Sarar’ın 1944 yılında Eskişehir’de küçük bir terzi atölyesinden doğduğunu anlatan Sarar, “Bugün yüzde 90’ı kadınlardan oluşan 5 bin kişilik bir istihdam sağlıyoruz. Bu rakam bile göz önüne alınırsa ülke ekonomisine sağladığımız desteğin önemi daha da çok ortaya çıkar. Giyim sektöründe Türkiye’nin adını yurtdışında yıllardır temsil etmeye çalışıyoruz. Sarar markamızla ülkemiz hedefleriyle doğru orantılı olarak sürekli büyümeye, bunun için kaynak ayırmaya ve son 10 yılda da devletimizin Turquality Programı adı altında verdiği desteğin de ivmesiyle ülkemizin adını dünyaya duyurmaya çalışıyoruz” dedi.

‘Yurtdışında mağaza açan ilk Türk markasıyız’ vurgusu

Sarar Giyim olarak 2000 yılından bu yana Amerika’da Sarar USA, Avrupa’da Sarar Europe, İsrail’de Sarar İsrail, Rusya’da Sarar Moscow ve Çin’de Sarar China adı altında şirketler kurarak faaliyet gösterdiklerinin altını çizen Cemalettin Sarar, “Bu şirketlerimize bağlı ABD’de 18, Almanya’da 6, Kanada, İsviçre, Belçika, İspanya, Çek Cumhuriyeti ve Avusturya’da birer adet olmak üzere kendimizin açtığı 30 adet mağazamız var.
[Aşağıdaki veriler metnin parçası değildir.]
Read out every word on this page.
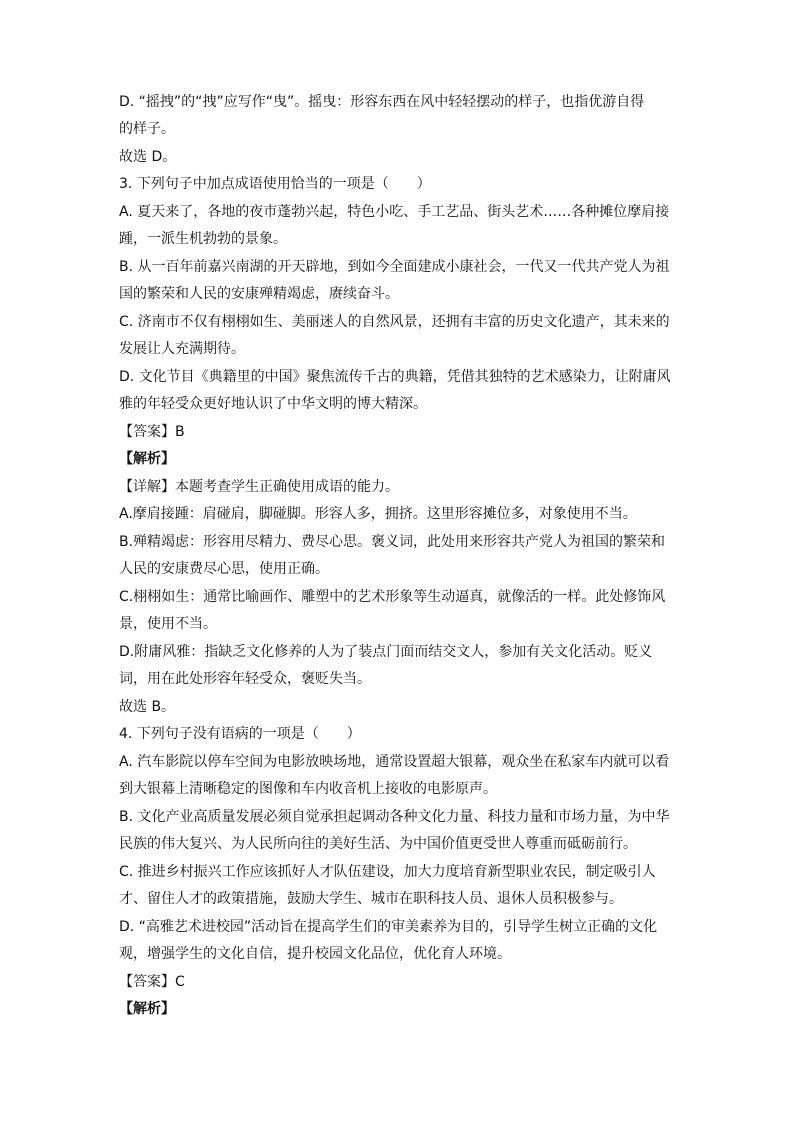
D. “摇拽”的“拽”应写作“曳”。摇曳：形容东西在风中轻轻摆动的样子，也指优游自得
的样子。
故选 D。
3. 下列句子中加点成语使用恰当的一项是（　　）
A. 夏天来了，各地的夜市蓬勃兴起，特色小吃、手工艺品、街头艺术……各种摊位摩肩接
踵，一派生机勃勃的景象。
B. 从一百年前嘉兴南湖的开天辟地，到如今全面建成小康社会，一代又一代共产党人为祖
国的繁荣和人民的安康殚精竭虑，赓续奋斗。
C. 济南市不仅有栩栩如生、美丽迷人的自然风景，还拥有丰富的历史文化遗产，其未来的
发展让人充满期待。
D. 文化节目《典籍里的中国》聚焦流传千古的典籍，凭借其独特的艺术感染力，让附庸风
雅的年轻受众更好地认识了中华文明的博大精深。
【答案】B
【解析】
【详解】本题考查学生正确使用成语的能力。
A.摩肩接踵：肩碰肩，脚碰脚。形容人多，拥挤。这里形容摊位多，对象使用不当。
B.殚精竭虑：形容用尽精力、费尽心思。褒义词，此处用来形容共产党人为祖国的繁荣和
人民的安康费尽心思，使用正确。
C.栩栩如生：通常比喻画作、雕塑中的艺术形象等生动逼真，就像活的一样。此处修饰风
景，使用不当。
D.附庸风雅：指缺乏文化修养的人为了装点门面而结交文人，参加有关文化活动。贬义
词，用在此处形容年轻受众，褒贬失当。
故选 B。
4. 下列句子没有语病的一项是（　　）
A. 汽车影院以停车空间为电影放映场地，通常设置超大银幕，观众坐在私家车内就可以看
到大银幕上清晰稳定的图像和车内收音机上接收的电影原声。
B. 文化产业高质量发展必须自觉承担起调动各种文化力量、科技力量和市场力量，为中华
民族的伟大复兴、为人民所向往的美好生活、为中国价值更受世人尊重而砥砺前行。
C. 推进乡村振兴工作应该抓好人才队伍建设，加大力度培育新型职业农民，制定吸引人
才、留住人才的政策措施，鼓励大学生、城市在职科技人员、退休人员积极参与。
D. “高雅艺术进校园”活动旨在提高学生们的审美素养为目的，引导学生树立正确的文化
观，增强学生的文化自信，提升校园文化品位，优化育人环境。
【答案】C
【解析】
Ayrıca başta yavru vatan KKTC olmak üzere Arnavutluk, Azerbaycan, Bahreyn, Belçika, Mısır, Hırvatistan, İran, Irak, Ürdün, Kazakistan, Kosova, Makedonya, Lübnan, Pakistan, Filistin, Rusya, Trinidad Tobago, Türkmenistan, Yemen, Kırgızistan, Ukrayna, Kenya, Özbekistan, Nepal, Güney Afrika, Avustralya, Hindistan, Portekiz ve Tacikistan gibi ülkelerde de 60’a yakın bayimizle Sarar markası adı altında şanlı Türk bayrağımızı 5 kıtada dalgalandırıyoruz” dedi.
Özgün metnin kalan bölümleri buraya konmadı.